Much is out there about this tragedy and horribly nothing else is known about its size of impact since 40 years ago. The Church Rock uranium tailings spill was much larger, in terms of radioactive quantity, than the U.S. - Three Mile Island nuclear accident on March 1979. Church Rock release of radiation would have rank close to the melt down at Chernobyl, Ukrain in 1986.  Again like any pollution or mega contamination of the environment near or around poor population, responsible state agencies fumbled with corporate politics first instead of measuring out the magnitude of the lethal discharge and its potential outcome of health effects. 

But what does this have to do with Big Mountain Díneh which is a few hundred miles away from the Rio Puerco? 

A new U.S. government made Díneh community outside of Sanders, Arizona. The 1979 spill also passed through here. It is a modern day refugee settlement, and part of the federal government program of forced Indian removal. Here, the original relocatees and hundreds more descendants were settled here in a rural style community. These refugees were victims of the so-called “Navajo-Hopi Land Dispute” where nearly 18,000 Díneh were either uprooted or displaced from the late 1970s to the 1990s. Some refugees relocated from remote and pristine Big Mountain on Black Mesa also. Then about ten years ago it was discovered that the water sources in this big new reservation of Sanders had high concentration of radioactive contaminants. Waters in this region have never had this issue, but that was sort of the end of an evolving story. Navajo Nation tribal government and the U.S. immediately redirected the issue to promises of alternative wells which all sounded good. No one dared to asked, “Well where exactly did the radiation come from?”

Finally here is another one of my many theories about the state of nature and native histories.

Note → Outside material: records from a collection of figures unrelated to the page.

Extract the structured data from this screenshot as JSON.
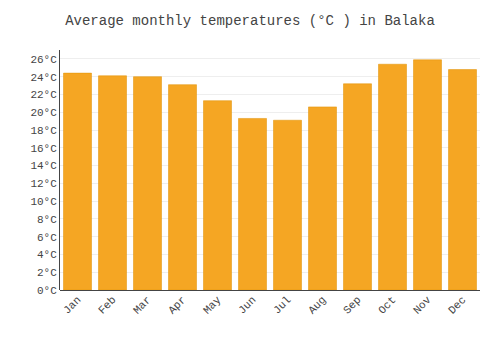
{
  "chart_data": {
    "type": "bar",
    "title": "Average monthly temperatures (°C ) in Balaka",
    "categories": [
      "Jan",
      "Feb",
      "Mar",
      "Apr",
      "May",
      "Jun",
      "Jul",
      "Aug",
      "Sep",
      "Oct",
      "Nov",
      "Dec"
    ],
    "values": [
      24.4,
      24.1,
      24.0,
      23.1,
      21.3,
      19.3,
      19.1,
      20.6,
      23.2,
      25.4,
      25.9,
      24.8
    ],
    "color": "#F5A623",
    "ylim": [
      0,
      27
    ],
    "yticks": [
      {
        "value": 0,
        "label": "0°C"
      },
      {
        "value": 2,
        "label": "2°C"
      },
      {
        "value": 4,
        "label": "4°C"
      },
      {
        "value": 6,
        "label": "6°C"
      },
      {
        "value": 8,
        "label": "8°C"
      },
      {
        "value": 10,
        "label": "10°C"
      },
      {
        "value": 12,
        "label": "12°C"
      },
      {
        "value": 14,
        "label": "14°C"
      },
      {
        "value": 16,
        "label": "16°C"
      },
      {
        "value": 18,
        "label": "18°C"
      },
      {
        "value": 20,
        "label": "20°C"
      },
      {
        "value": 22,
        "label": "22°C"
      },
      {
        "value": 24,
        "label": "24°C"
      },
      {
        "value": 26,
        "label": "26°C"
      }
    ],
    "grid": true
  }
}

The structure of earth likely have played a role. The narrow and small basin of Sanders area was created by three geologic structures, the southward plunging of the Defiance Uplift, a northward plunging of the Torrivo Upwarp and the Chuska Mountain volcanic uplifting. They all facilitate the west ward flow of the Rio Puerco and on the west end of the basin, a west to east dipping of strata starts but the Rio wash continues over that. Sanders basin is spooned as the handle of the spoon is the path of Rio Puerco wash to the Church Rock uranium mill in 1979. Over time since the tailings spill, much of the radioactive contaminants have been reaching the spoon or bowl. Heavy metals like cadmium, aluminum, magnesium, manganese, molybdenum, nickel, selenium, sodium, vanadium, zinc, iron, lead, and sulfates sank or settled in the basin. There were more lethal elements of radioactive uranium, thorium, radium, and polonium that accumulated and drifted down into the Rio’s alluvial fill.

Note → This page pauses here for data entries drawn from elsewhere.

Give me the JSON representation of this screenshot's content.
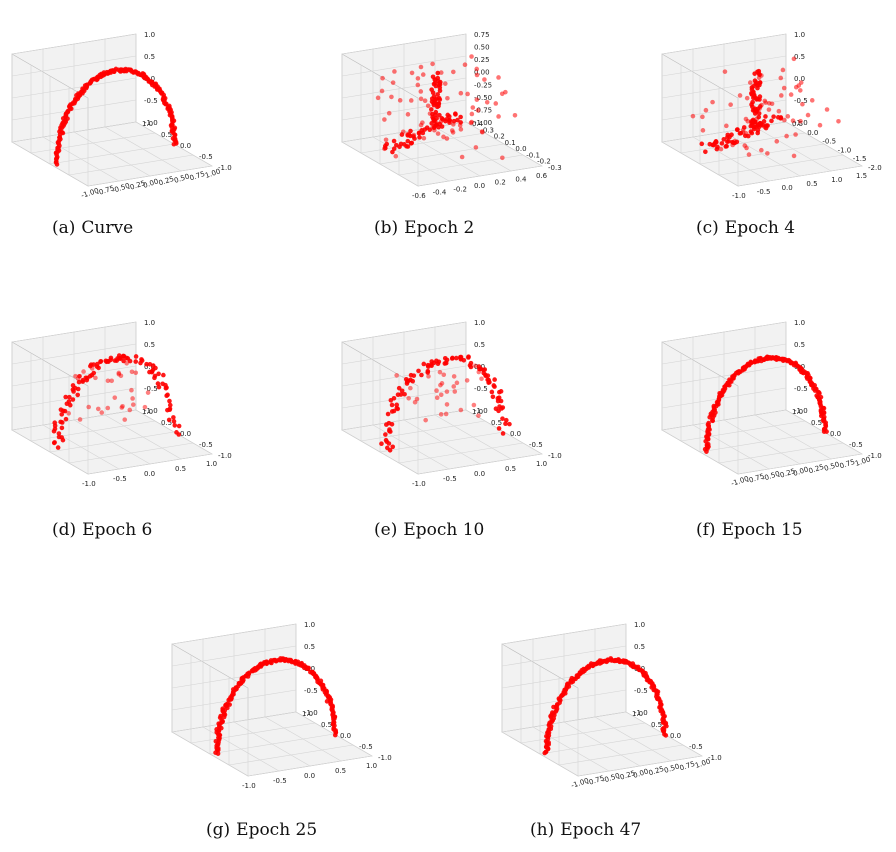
{
  "colors": {
    "points": "#ff0000",
    "pane": "#f2f2f2",
    "grid": "#d4d4d4",
    "axis": "#444444"
  },
  "panels": [
    {
      "tag": "(a)",
      "label": "Curve",
      "chart_data": {
        "type": "scatter3d",
        "shape": "arc",
        "x_ticks": [
          "-1.00",
          "-0.75",
          "-0.50",
          "-0.25",
          "0.00",
          "0.25",
          "0.50",
          "0.75",
          "1.00"
        ],
        "y_ticks": [
          "-1.0",
          "-0.5",
          "0.0",
          "0.5",
          "1.0"
        ],
        "z_ticks": [
          "1.0",
          "0.5",
          "0.0",
          "-0.5",
          "-1.0"
        ]
      }
    },
    {
      "tag": "(b)",
      "label": "Epoch 2",
      "chart_data": {
        "type": "scatter3d",
        "shape": "scatter",
        "x_ticks": [
          "-0.6",
          "-0.4",
          "-0.2",
          "0.0",
          "0.2",
          "0.4",
          "0.6"
        ],
        "y_ticks": [
          "-0.3",
          "-0.2",
          "-0.1",
          "0.0",
          "0.1",
          "0.2",
          "0.3",
          "0.4"
        ],
        "z_ticks": [
          "0.75",
          "0.50",
          "0.25",
          "0.00",
          "-0.25",
          "-0.50",
          "-0.75",
          "-1.00"
        ]
      }
    },
    {
      "tag": "(c)",
      "label": "Epoch 4",
      "chart_data": {
        "type": "scatter3d",
        "shape": "scatter",
        "x_ticks": [
          "-1.0",
          "-0.5",
          "0.0",
          "0.5",
          "1.0",
          "1.5"
        ],
        "y_ticks": [
          "-2.0",
          "-1.5",
          "-1.0",
          "-0.5",
          "0.0",
          "0.5"
        ],
        "z_ticks": [
          "1.0",
          "0.5",
          "0.0",
          "-0.5",
          "-1.0"
        ]
      }
    },
    {
      "tag": "(d)",
      "label": "Epoch 6",
      "chart_data": {
        "type": "scatter3d",
        "shape": "broken-arc",
        "x_ticks": [
          "-1.0",
          "-0.5",
          "0.0",
          "0.5",
          "1.0"
        ],
        "y_ticks": [
          "-1.0",
          "-0.5",
          "0.0",
          "0.5",
          "1.0"
        ],
        "z_ticks": [
          "1.0",
          "0.5",
          "0.0",
          "-0.5",
          "-1.0"
        ]
      }
    },
    {
      "tag": "(e)",
      "label": "Epoch 10",
      "chart_data": {
        "type": "scatter3d",
        "shape": "broken-arc",
        "x_ticks": [
          "-1.0",
          "-0.5",
          "0.0",
          "0.5",
          "1.0"
        ],
        "y_ticks": [
          "-1.0",
          "-0.5",
          "0.0",
          "0.5",
          "1.0"
        ],
        "z_ticks": [
          "1.0",
          "0.5",
          "0.0",
          "-0.5",
          "-1.0"
        ]
      }
    },
    {
      "tag": "(f)",
      "label": "Epoch 15",
      "chart_data": {
        "type": "scatter3d",
        "shape": "arc",
        "x_ticks": [
          "-1.00",
          "-0.75",
          "-0.50",
          "-0.25",
          "0.00",
          "0.25",
          "0.50",
          "0.75",
          "1.00"
        ],
        "y_ticks": [
          "-1.0",
          "-0.5",
          "0.0",
          "0.5",
          "1.0"
        ],
        "z_ticks": [
          "1.0",
          "0.5",
          "0.0",
          "-0.5",
          "-1.0"
        ]
      }
    },
    {
      "tag": "(g)",
      "label": "Epoch 25",
      "chart_data": {
        "type": "scatter3d",
        "shape": "arc",
        "x_ticks": [
          "-1.0",
          "-0.5",
          "0.0",
          "0.5",
          "1.0"
        ],
        "y_ticks": [
          "-1.0",
          "-0.5",
          "0.0",
          "0.5",
          "1.0"
        ],
        "z_ticks": [
          "1.0",
          "0.5",
          "0.0",
          "-0.5",
          "-1.0"
        ]
      }
    },
    {
      "tag": "(h)",
      "label": "Epoch 47",
      "chart_data": {
        "type": "scatter3d",
        "shape": "arc",
        "x_ticks": [
          "-1.00",
          "-0.75",
          "-0.50",
          "-0.25",
          "0.00",
          "0.25",
          "0.50",
          "0.75",
          "1.00"
        ],
        "y_ticks": [
          "-1.0",
          "-0.5",
          "0.0",
          "0.5",
          "1.0"
        ],
        "z_ticks": [
          "1.0",
          "0.5",
          "0.0",
          "-0.5",
          "-1.0"
        ]
      }
    }
  ]
}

The U.S. government and its collaboration with the Navajo Nation administration poses a hidden sinister backdrop to the magnificent tall cliff walls, and those native oriented but cheap tourist attractions along Interstate 40. And outside of Sanders, Arizona is the new extended Indian reservation where the ancestors’ past have long been forgotten, and why care about the past because Americana has erased those memories of the pristine high desert mesas and canyons of Big Mountain? Perhaps much radiation is yet to be announced, but hopefully the promises safer waters are in place. Our problems as “diverse” society continues in the areas of so-called activism and the dreams of surviving the onslaught of climate chaos. We all continue to not see a larger picture than what the media, which we all do not trust, presents. It seems as though official and “expert” conclusions still disable our thinking. The life span of the nuclear cycle from Church Rock 1979 may continue to inflict dangers to many not to just natives.